I also bought another guild member with me into the test raid i ran with my new guild and they also decided to join. (for him personally, a good decision i think given his obvious ability beyond the average of our current members. (This is something that i want to talk about more in depth in a separate post)).

All in all, we lost 4 in the last week or so, including me and another 3 tonight, all from a guild that was often struggling to have enough players to raid the 10mans, let alone the 20s.

In chatting to the GM i struggled to think what to say, knowing that i was also a part of this exodus. Everyone who leaves guilds for this reason, will use the same line: 'all my alts are staying, so i'm not going forever...'
I'm trying myself to make that an actuality, rather than a throwaway sop to your friends you've decided to dessert, but its very hard to balance being in separate guilds (something that GW2 will have an interesting take on, allowing multiple guild memberships on the same alt).

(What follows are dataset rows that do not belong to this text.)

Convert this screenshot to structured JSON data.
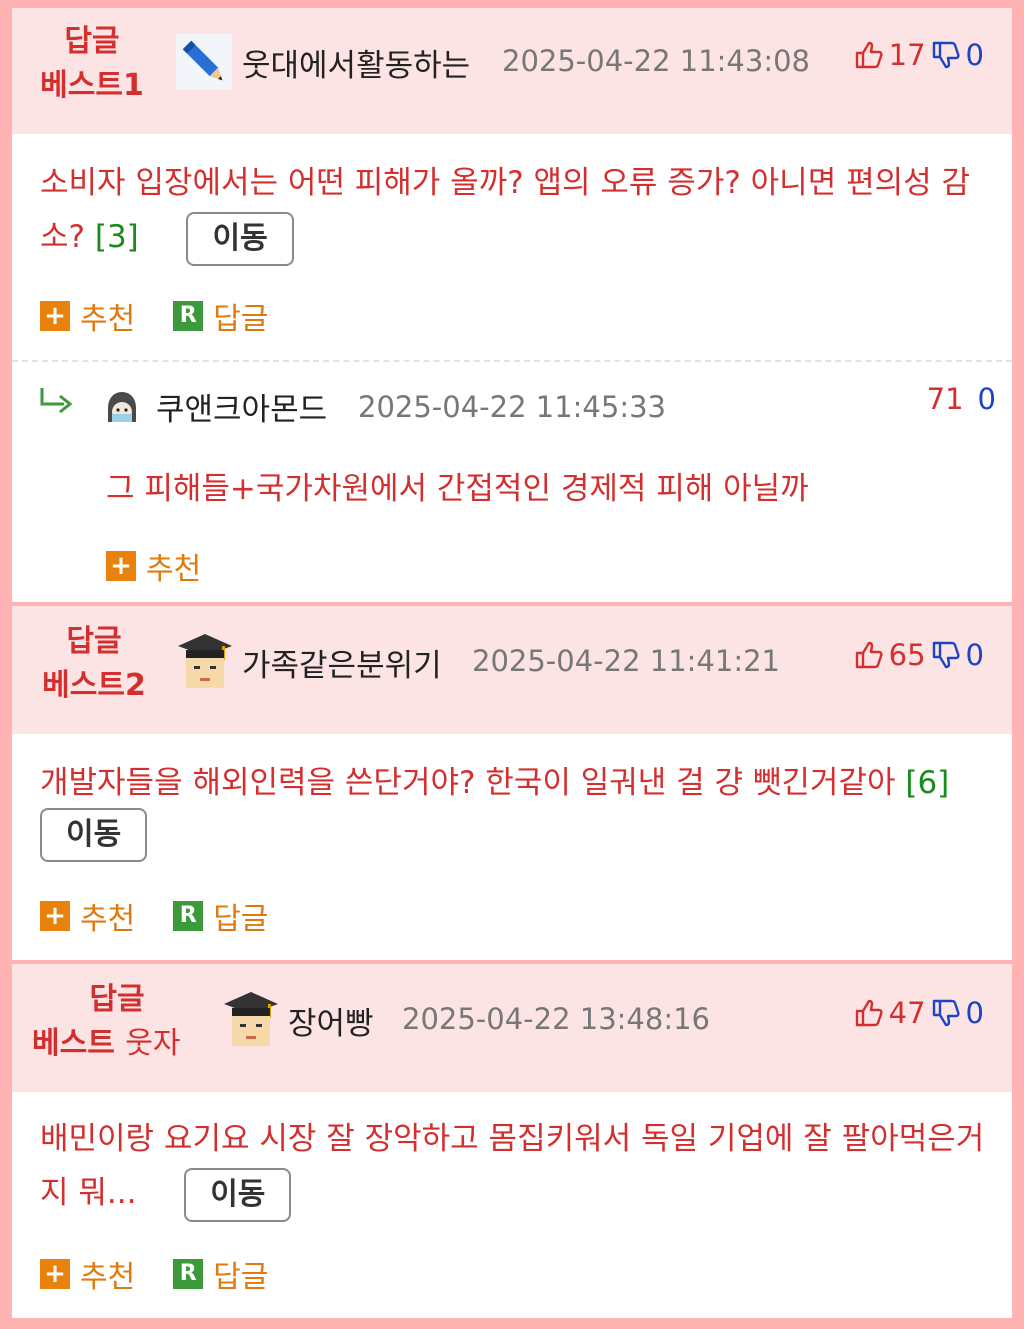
{
  "comments": [
    {
      "badge_line1": "답글",
      "badge_line2": "베스트1",
      "avatar_icon": "pencil-icon",
      "nickname": "웃대에서활동하는",
      "date": "2025-04-22 11:43:08",
      "up": "17",
      "down": "0",
      "text": "소비자 입장에서는 어떤 피해가 올까? 앱의 오류 증가? 아니면 편의성 감소?",
      "reply_count": "[3]",
      "move_label": "이동",
      "recommend_label": "추천",
      "reply_label": "답글"
    },
    {
      "badge_line1": "답글",
      "badge_line2": "베스트2",
      "avatar_icon": "graduate-avatar-icon",
      "nickname": "가족같은분위기",
      "date": "2025-04-22 11:41:21",
      "up": "65",
      "down": "0",
      "text": "개발자들을 해외인력을 쓴단거야? 한국이 일궈낸 걸 걍 뺏긴거같아",
      "reply_count": "[6]",
      "move_label": "이동",
      "recommend_label": "추천",
      "reply_label": "답글"
    },
    {
      "badge_line1": "답글",
      "badge_line2a": "베스트",
      "badge_line2b": "웃자",
      "avatar_icon": "graduate-avatar-icon",
      "nickname": "장어빵",
      "date": "2025-04-22 13:48:16",
      "up": "47",
      "down": "0",
      "text": "배민이랑 요기요 시장 잘 장악하고 몸집키워서 독일 기업에 잘 팔아먹은거지 뭐...",
      "move_label": "이동",
      "recommend_label": "추천",
      "reply_label": "답글"
    }
  ],
  "reply": {
    "avatar_icon": "anime-girl-avatar-icon",
    "nickname": "쿠앤크아몬드",
    "date": "2025-04-22 11:45:33",
    "up": "71",
    "down": "0",
    "text": "그 피해들+국가차원에서 간접적인 경제적 피해 아닐까",
    "recommend_label": "추천"
  },
  "colors": {
    "page_bg": "#ffb3b3",
    "header_bg": "#fde4e4",
    "accent_red": "#d32f2f",
    "down_blue": "#1a44c9",
    "count_green": "#1b8a1b",
    "action_orange": "#e07a0f"
  }
}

Perhaps this was an inevitable occurrence for a 'social' guild. where once players decide to start raiding, the differences come to light and those who enjoy and then desire progression have to decide whether they're prepared to wait and attempt to gear up more players, or see it as unlikely to ever happen and look elsewhere. And then once a few players leave, they see the raid night's progression going backwards and even more struggles just to get 10 players online to raid and their departure then must be pretty much assured.

Tanking duty will now fall to the GM and probably myself on my warrior alt, and although we're both competent enough for it i don't think its particularly something either of us wanted. Him doing it because he's GM, me as i don't want to lose this guild and if they are going to raid, then i should be taking part in it. And as a tank, knowing the encounters we should at least give the runs a fighting chance of some success.

I don't know what the answer is for social guild. But building it up again with new members (of which there are plenty of levelers who will inevitably hit level cap very soon in Rift) and then, like allowing birds to fly the nest, do we expect them inevitably to fly away once they've been weened on the beginner 10mans? Or turning your guild into something its not, just to run raids every night because after all, what else is there to do?